À partir du 1er mars, toutes les applications distribuées dans le Mac App Store devront utiliser le système de sandboxing d'OS X. La transition n'est pas simple : ce système permet certes d'augmenter la sécurité de l'utilisateur, mais n'est d'une part pas infaillible et d'autre part pas toujours aussi complet que les développeurs le voudraient. Pire : à deux semaines de l'échéance, Apple a présenté dans OS X Mountain Lion une alternative potentielle au sandboxing. Qu'en est-il vraiment ?
Sandboxing : jouer dans un bac à sable
Le sandboxing est une pratique héritée d'iOS : une application placée dans le "bac à sable" doit demander la permission au système d'utiliser un jeu réduit de fonctions et d'accéder à un ensemble réduit de fichiers. Apple détermine l'étendue du bac à sable en restreignant le nombre de permissions et en contrôlant le fonctionnement du système par un jeu de signatures. Le tout est censé répondre à un double argument, sécuritaire et pratique (pour aborder plus en détail le sandboxing : lire : OS X Lion : comprendre le casse-tête du sandboxing).
Ce système restrictif pose néanmoins de nombreux problèmes aux développeurs, notamment à ceux d'utilitaires ou d'applications complexes, exclus de facto du Mac App Store. Beaucoup s'en sont émus, et certains ont rempli des rapports de bogues pour obtenir l'attention d'Apple — à l'écoute, la firme de Cupertino leur a répondu. OS X 10.7.3 contient ainsi de nouvelles permissions et des permissions mises à jour :
Certaines de ces nouvelles règles lèvent les doutes sur des applications : la gestion du FireWire et du Bluetooth, par exemple, ne limite plus certains utilitaires. Reste que la liste est encore et toujours trop limitée, et certains développeurs n'ont d'autre choix que de quitter le Mac App Store. Atlassian a ainsi annoncé que SourceTree, son client Git, Mercurial et Subversion, ne serait désormais plus disponible que sur son site web.
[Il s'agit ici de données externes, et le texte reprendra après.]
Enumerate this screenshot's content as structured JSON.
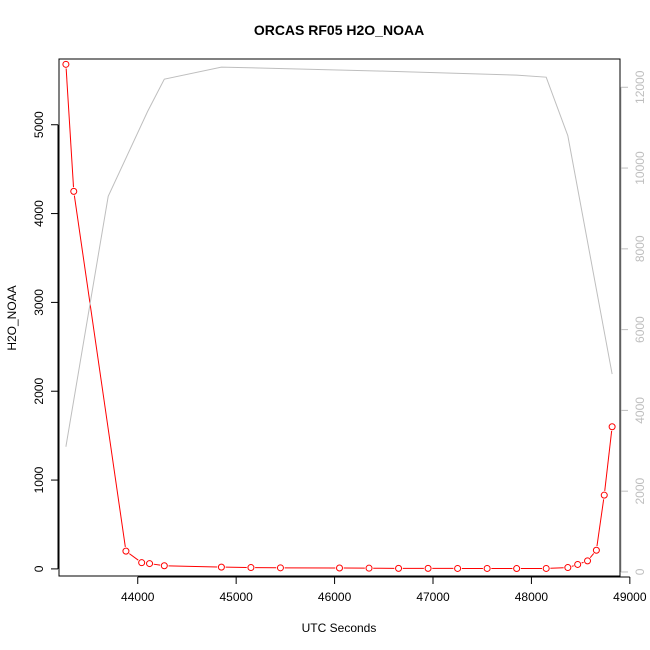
{
  "chart_data": {
    "type": "line",
    "title": "ORCAS RF05 H2O_NOAA",
    "xlabel": "UTC Seconds",
    "ylabel": "H2O_NOAA",
    "xlim": [
      43200,
      48900
    ],
    "ylim": [
      -80,
      5740
    ],
    "y2lim": [
      -100,
      12700
    ],
    "x_ticks": [
      44000,
      45000,
      46000,
      47000,
      48000,
      49000
    ],
    "y_ticks": [
      0,
      1000,
      2000,
      3000,
      4000,
      5000
    ],
    "y2_ticks": [
      0,
      2000,
      4000,
      6000,
      8000,
      10000,
      12000
    ],
    "grid": false,
    "legend": "none",
    "colors": {
      "primary": "#ff0000",
      "secondary": "#bebebe",
      "axis": "#000000"
    },
    "series": [
      {
        "axis": "left",
        "style": "line-with-open-circles",
        "color": "#ff0000",
        "x": [
          43270,
          43350,
          43880,
          44040,
          44120,
          44270,
          44850,
          45150,
          45450,
          46050,
          46350,
          46650,
          46950,
          47250,
          47550,
          47850,
          48150,
          48370,
          48470,
          48570,
          48660,
          48740,
          48820
        ],
        "values": [
          5680,
          4250,
          200,
          70,
          60,
          35,
          20,
          15,
          12,
          10,
          8,
          6,
          6,
          5,
          5,
          4,
          5,
          15,
          50,
          90,
          210,
          830,
          1600
        ]
      },
      {
        "axis": "right",
        "style": "line",
        "color": "#bebebe",
        "x": [
          43270,
          43700,
          44100,
          44270,
          44850,
          46500,
          47850,
          48150,
          48370,
          48820
        ],
        "values": [
          3100,
          9300,
          11400,
          12200,
          12500,
          12400,
          12300,
          12250,
          10800,
          4900
        ]
      }
    ]
  }
}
Manton Reece a aussi des doutes concernant le maintien de son application Clipstart dans le Mac App Store, comme Pieter Omvlee, le développeur de Fontcase.
De manière générale, le bac à sable est conçu avec l'idée que le système est une machinerie de moins en moins visible et de plus en plus transparente, un ensemble de services assemblé comme un moteur pour de multiples applications spécialisées, et non une immense plateforme généraliste. Il est donc très adapté aux applications d'édition de documents, qui sont par essence confinées dans un « espace » réduit — mais des applications comme SourceTree, Transmit qui ont besoin d'un accès permanent au système de fichiers, ou des surcouches système comme TextExpander s'accommodent très mal au sandboxing.
[MàJ] Quelques heures après la parution de notre article, Apple a annoncé qu'elle repoussait la date limite d'adoption du sandboxing du 1er mars au 1er juin 2012 (lire : Apple repousse la date limite pour l'adoption du sandboxing).
Gatekeeper : jouer librement dans un parc fermé
L'obligation pour les applications du Mac App Store, canal privilégié de distribution, d'utiliser le sandboxing est conçue par Apple comme un moyen de renforcer la sécurité de l'utilisateur. Le Gatekeeper d'OS X Mountain Lion va encore plus loin : il impose certains éléments de la sécurisation du Mac App Store à l'ensemble des applications distribuées par d'autres moyens (lire : Gatekeeper : le garde-chiourme de Mountain Lion & Gatekeeper : des satisfecit teintés de prudence ).
Apple se pose en autorité de certification et va fournir un système de signatures numériques à l'ensemble des développeurs OS X, comme c'est déjà le cas pour ceux qui distribuent leurs applications via le Mac App Store. Cette signature identifiera l'application et son développeur : si une application récupérée depuis Internet se révèle malintentionnée, Apple peut la désactiver, la signaler comme malveillante à son installation, voire étendre la protection à l'ensemble des applications du développeur concerné.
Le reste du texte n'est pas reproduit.